Configuring Spot instances for EMR

Applies to: Kyvos Enterprise Kyvos Cloud (SaaS on AWS) Kyvos AWS Marketplace

Kyvos Azure Marketplace Kyvos GCP Marketplace Kyvos Single Node Installation (Kyvos SNI)

As Kyvos allows on-demand EMR, you can configure Spot instances for use with EMR to optimize resource utilization at the time of semantic model processing. Running EMR on Spot Instances drastically reduces the cost and allows for significantly higher semantic model process capacity.

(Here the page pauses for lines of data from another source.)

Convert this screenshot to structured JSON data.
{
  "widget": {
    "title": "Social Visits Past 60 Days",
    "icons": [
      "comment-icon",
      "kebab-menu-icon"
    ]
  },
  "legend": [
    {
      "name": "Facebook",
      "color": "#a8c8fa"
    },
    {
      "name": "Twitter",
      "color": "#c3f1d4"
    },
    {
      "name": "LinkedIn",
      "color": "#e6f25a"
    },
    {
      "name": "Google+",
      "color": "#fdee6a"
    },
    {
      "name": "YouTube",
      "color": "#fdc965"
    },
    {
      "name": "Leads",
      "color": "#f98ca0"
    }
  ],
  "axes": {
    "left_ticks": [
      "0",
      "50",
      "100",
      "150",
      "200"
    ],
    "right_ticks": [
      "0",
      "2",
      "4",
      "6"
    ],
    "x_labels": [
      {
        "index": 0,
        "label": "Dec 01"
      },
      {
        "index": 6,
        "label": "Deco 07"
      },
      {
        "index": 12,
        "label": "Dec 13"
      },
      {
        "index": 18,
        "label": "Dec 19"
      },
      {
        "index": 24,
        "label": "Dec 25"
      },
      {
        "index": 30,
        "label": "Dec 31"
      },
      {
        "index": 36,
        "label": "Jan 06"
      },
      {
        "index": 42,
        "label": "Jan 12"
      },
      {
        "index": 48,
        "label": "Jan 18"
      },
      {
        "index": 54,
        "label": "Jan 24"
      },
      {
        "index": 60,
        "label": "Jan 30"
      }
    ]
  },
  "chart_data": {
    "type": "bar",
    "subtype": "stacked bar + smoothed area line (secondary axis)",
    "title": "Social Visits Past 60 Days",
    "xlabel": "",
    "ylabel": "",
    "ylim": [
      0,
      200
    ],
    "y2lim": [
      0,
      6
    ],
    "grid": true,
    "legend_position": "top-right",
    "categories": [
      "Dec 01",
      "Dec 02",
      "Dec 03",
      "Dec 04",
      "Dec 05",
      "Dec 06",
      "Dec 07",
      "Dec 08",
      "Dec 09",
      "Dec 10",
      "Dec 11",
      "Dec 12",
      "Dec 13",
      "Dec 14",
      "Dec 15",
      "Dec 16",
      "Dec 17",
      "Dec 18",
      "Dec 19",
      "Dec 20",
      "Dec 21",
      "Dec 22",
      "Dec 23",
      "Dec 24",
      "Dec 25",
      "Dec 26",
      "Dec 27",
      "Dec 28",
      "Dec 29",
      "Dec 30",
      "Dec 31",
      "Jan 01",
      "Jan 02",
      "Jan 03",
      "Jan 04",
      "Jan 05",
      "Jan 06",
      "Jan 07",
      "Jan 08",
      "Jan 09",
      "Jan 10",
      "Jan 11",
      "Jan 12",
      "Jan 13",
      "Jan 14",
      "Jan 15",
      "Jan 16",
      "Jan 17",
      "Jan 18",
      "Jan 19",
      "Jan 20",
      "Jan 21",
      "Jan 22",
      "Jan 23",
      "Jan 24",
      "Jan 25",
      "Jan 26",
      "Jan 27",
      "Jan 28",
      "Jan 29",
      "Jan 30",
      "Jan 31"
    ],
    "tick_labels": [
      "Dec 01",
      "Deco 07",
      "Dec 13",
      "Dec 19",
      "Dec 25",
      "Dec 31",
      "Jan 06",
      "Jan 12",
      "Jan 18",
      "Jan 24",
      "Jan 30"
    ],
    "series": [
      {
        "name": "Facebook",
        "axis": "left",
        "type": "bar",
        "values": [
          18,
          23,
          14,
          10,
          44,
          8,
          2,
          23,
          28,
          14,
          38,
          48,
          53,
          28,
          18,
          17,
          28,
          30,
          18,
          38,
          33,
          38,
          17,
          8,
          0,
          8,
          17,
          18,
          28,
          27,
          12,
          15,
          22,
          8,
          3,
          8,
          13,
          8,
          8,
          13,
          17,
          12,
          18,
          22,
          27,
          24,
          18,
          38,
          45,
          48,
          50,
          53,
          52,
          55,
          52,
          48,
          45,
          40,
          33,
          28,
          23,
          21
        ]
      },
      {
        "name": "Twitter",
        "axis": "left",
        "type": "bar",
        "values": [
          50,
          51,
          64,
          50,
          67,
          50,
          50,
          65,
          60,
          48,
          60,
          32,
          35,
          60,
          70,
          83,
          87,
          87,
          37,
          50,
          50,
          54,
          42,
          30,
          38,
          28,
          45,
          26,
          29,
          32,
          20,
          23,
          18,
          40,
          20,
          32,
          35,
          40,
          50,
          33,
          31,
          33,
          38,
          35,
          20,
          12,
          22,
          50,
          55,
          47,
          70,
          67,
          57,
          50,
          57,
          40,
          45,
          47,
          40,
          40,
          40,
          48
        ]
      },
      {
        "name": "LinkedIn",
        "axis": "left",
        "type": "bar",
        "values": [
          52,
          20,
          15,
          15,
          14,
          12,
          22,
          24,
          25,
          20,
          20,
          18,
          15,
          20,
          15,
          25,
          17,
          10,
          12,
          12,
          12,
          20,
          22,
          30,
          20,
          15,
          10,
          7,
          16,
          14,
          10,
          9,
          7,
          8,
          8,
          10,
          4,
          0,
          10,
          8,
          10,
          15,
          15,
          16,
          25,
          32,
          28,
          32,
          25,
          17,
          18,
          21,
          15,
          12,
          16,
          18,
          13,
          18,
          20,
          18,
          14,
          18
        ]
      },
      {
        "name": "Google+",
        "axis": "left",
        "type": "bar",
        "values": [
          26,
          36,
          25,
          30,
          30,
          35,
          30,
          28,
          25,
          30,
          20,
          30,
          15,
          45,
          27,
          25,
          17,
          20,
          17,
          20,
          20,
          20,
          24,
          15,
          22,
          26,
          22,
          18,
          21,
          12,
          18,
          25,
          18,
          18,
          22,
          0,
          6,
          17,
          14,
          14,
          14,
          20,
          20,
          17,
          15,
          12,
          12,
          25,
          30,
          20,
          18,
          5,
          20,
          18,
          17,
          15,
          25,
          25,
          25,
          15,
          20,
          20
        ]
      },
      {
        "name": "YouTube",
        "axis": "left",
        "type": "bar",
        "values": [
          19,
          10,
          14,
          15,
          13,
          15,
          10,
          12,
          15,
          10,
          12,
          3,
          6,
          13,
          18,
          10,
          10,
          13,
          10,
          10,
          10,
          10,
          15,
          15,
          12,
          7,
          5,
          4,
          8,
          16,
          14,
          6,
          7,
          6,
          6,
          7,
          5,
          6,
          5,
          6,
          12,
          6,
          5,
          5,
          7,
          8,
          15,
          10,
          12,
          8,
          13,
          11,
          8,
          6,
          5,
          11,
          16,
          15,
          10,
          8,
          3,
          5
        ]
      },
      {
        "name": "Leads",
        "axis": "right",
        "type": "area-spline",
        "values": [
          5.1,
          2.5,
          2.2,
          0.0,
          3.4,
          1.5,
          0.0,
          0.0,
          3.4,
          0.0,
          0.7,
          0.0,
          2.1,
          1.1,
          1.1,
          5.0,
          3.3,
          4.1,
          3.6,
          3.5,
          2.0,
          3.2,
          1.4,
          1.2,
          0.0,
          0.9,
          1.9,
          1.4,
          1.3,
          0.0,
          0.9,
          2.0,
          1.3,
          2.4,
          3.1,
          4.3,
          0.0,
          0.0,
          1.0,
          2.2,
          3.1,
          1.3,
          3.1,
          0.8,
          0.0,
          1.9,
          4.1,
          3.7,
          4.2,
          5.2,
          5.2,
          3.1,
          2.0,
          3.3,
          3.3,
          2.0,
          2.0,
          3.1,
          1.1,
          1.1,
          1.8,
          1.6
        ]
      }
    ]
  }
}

You can configure spot instances using a pre-created AWS CloudFormation template or manually from the AWS Console, as explained in the sections below.

Notes

AWS provides Spot instances at lower prices, which Kyvos can leverage for saving semantic model process costs, but spot instances are forcibly retracted because of insufficient capacity. While using spot instances, it is quite common and may lead to reattempting a failed task that was running on a retracted spot node, and increase the semantic model process time.

Tip

You can use the same configuration steps for shared EMR also.

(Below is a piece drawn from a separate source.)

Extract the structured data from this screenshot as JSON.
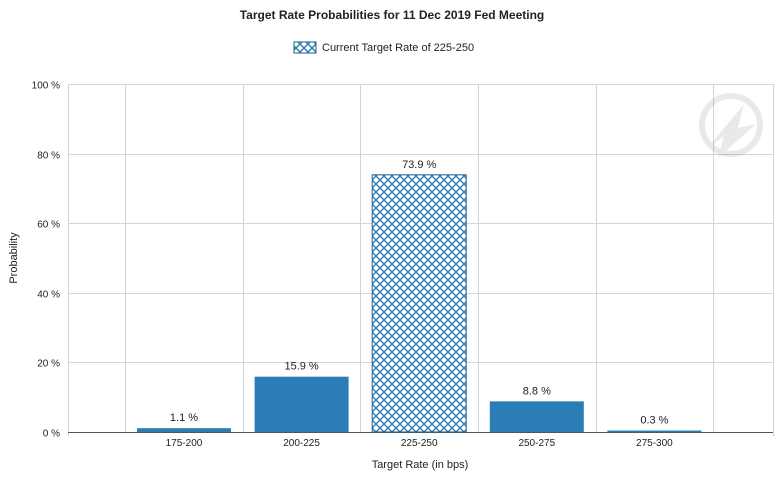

Configuring Spot instances using AWS CloudFormation Template

To configure Spot instances using the CloudFormation template, perform the following steps

Download the emr_spot.json file the AWS Installation files folder:
Log in to your AWS CloudFormation Console.
From the top-right, click Create Stack > With new resources.
Click Upload a template file and select the downloaded emr-spot.json file.
Click Next.
Here, enter the details as:

Parameter	Description

Parameter	Description
Stack Name	Provide a stack name of your choice.
VPC	Select the VPC in which EMR instances will be launched.
Subnet	Select the subnet which is attached with Kyvos Instances.
Security group	Select the Security group to be attached to EMR. NOTE: Select the same security group which is attached to EC2 instances for the BI Server or Query Engine of the cluster.
Key Pair	Select the name of the Key Pair to be used with EMR instances.
EnableSSHFlag	Select the value as true to enable SSH to the EMR cluster.
S3 bucket	Enter the name of the S3 bucket used for storing the Kyvos semantic model.
Core EC2 Instances	Enter the number of Core EC2 Instances to be launched with EMR.
Minimum number of Core EC2 instances	Enter the minimum number of Core EC2 instances that should be kept running
Maximum number of Core EC2 instances	Enter the maximum number of Core EC2 instances that should be kept running
EMR Version	Select the version of EMR which needs to be launched
Use Graviton	Set the value as true to use Graviton Instances for EMR Cluster
Enable TLS Encryption	Select true to enable TLS Encryption for EMR Cluster
S3object ARM	Enter the S3object ARM of the TLS certificate.

Click Next.
Mention Tag if needed.
Click Next.
Click Create Stack.
Now, navigate to the Kyvos Manager and configure the private IP address of the master node of the EMR on the EMR Configuration page.
1. Enter master IP of the EMR in EMR Master Node IP/Host Name field.
2. Click outside the textbox. The system automatically populates the EMR configuration.
3. Select Sync Configuration and click Apply.
Submit process request to start EMR on demand.

Note

The number of nodes and types will change as per the use cases. In the Kyvos test labs, we used 3 task groups (r5.2xlarge, r4.2xlarge, r3.2xlarge) of 10 SPOT nodes in each task group while testing various semantic models.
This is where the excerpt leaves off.